The NHS is clearly struggling and there are a number of reasons for this, I am listing some of the most significant:

1. The introduction by Ken Clarke of the purchaser-provider split whereby one part of the NHS bought services from... another part of the NHS – this, of course, laid the initial foundations for the introduction of significant private contracting.

2. The use of Treasury driven Private Finance Initiative schemes used by both Labour and Conservative governments to enable new build schemes while landing the NHS with a future crippling burden.

3. The devastating re-structuring of the NHS by Andrew Lansley, now recognised by most commentators to have been an expensive disaster.

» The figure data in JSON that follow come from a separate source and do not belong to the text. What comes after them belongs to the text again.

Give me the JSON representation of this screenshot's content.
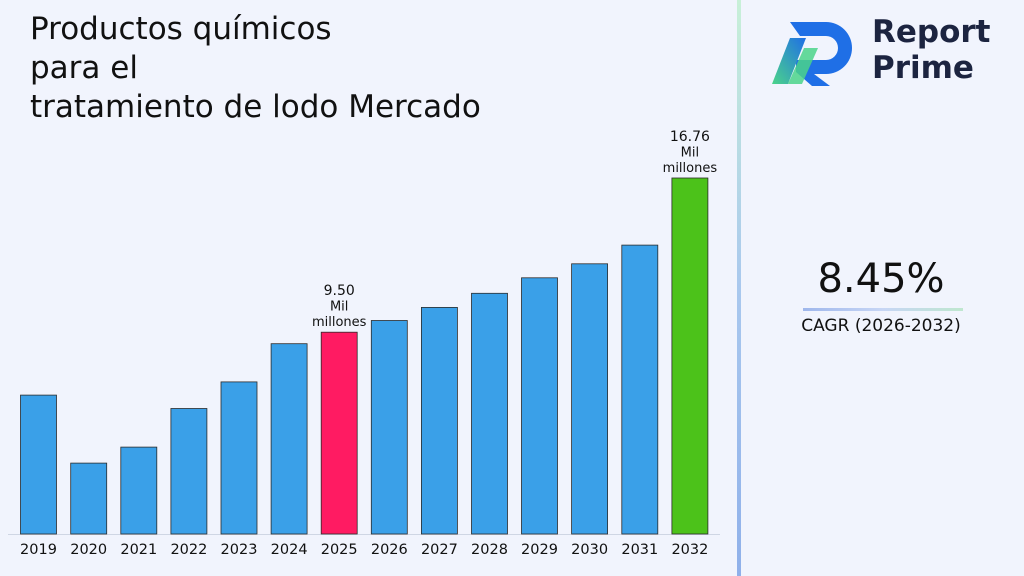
{
  "brand": {
    "name_line1": "Report",
    "name_line2": "Prime",
    "colors": {
      "logo_blue": "#1f6fe6",
      "logo_green": "#4bd48a",
      "text": "#1c2440"
    }
  },
  "kpi": {
    "cagr_value": "8.45%",
    "cagr_label": "CAGR (2026-2032)"
  },
  "chart_data": {
    "type": "bar",
    "title_lines": [
      "Productos químicos",
      "para el",
      "tratamiento de lodo Mercado"
    ],
    "xlabel": "",
    "ylabel": "",
    "ylim": [
      0,
      16.76
    ],
    "grid": false,
    "legend": "none",
    "categories": [
      "2019",
      "2020",
      "2021",
      "2022",
      "2023",
      "2024",
      "2025",
      "2026",
      "2027",
      "2028",
      "2029",
      "2030",
      "2031",
      "2032"
    ],
    "values": [
      6.54,
      3.34,
      4.09,
      5.91,
      7.16,
      8.96,
      9.5,
      10.05,
      10.67,
      11.33,
      12.06,
      12.72,
      13.6,
      16.76
    ],
    "colors": {
      "default": "#3aa0e8",
      "highlight_start": "#ff1b62",
      "highlight_end": "#4cc21a"
    },
    "annotations": [
      {
        "category": "2025",
        "value_text": "9.50",
        "unit_line1": "Mil",
        "unit_line2": "millones"
      },
      {
        "category": "2032",
        "value_text": "16.76",
        "unit_line1": "Mil",
        "unit_line2": "millones"
      }
    ]
  }
}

4. The failure by successive governments to recognise the need to maintain and extend medical and nurse training as well as the appalling decision by the current government to annihilate nurse training support, presumably on the basis that we can always recruit nurses from elsewhere.

5. The current government policy to decimate local authority funding with the knock on effect of struggling social care services and the impact on hospitals in the name of austerity.

6. The continued underfunding of the NHS – two years ago there was general agreement by all major experts, including the government's own leader of the NHS that an additional £30 billion would be needed for the NHS by 2020 in order that services could simply stand still.

In fact, despite ministerial statements that the NHS is being protected financially, the £30 billion has been cut to less than £10 billion and if you look in detail at the figures, the real input is more like £8 billion – keeping the UK on a par in relation to percentage of GDP spending on health with Iceland and Slovenia and behind every other European country despite apparently being wealthier than all but Germany.

There are a number of other issues I could raise but the above are some of the most important ones – it is to the politicians we must look to put right the errors that politicians have made over many years.

Yes Owen, you may be right about the NHS having slipped despite the tremendous commitment of its doctors, nurses, paramedics, managers and other staff but you need to acknowledge why that is and where the responsibility lies.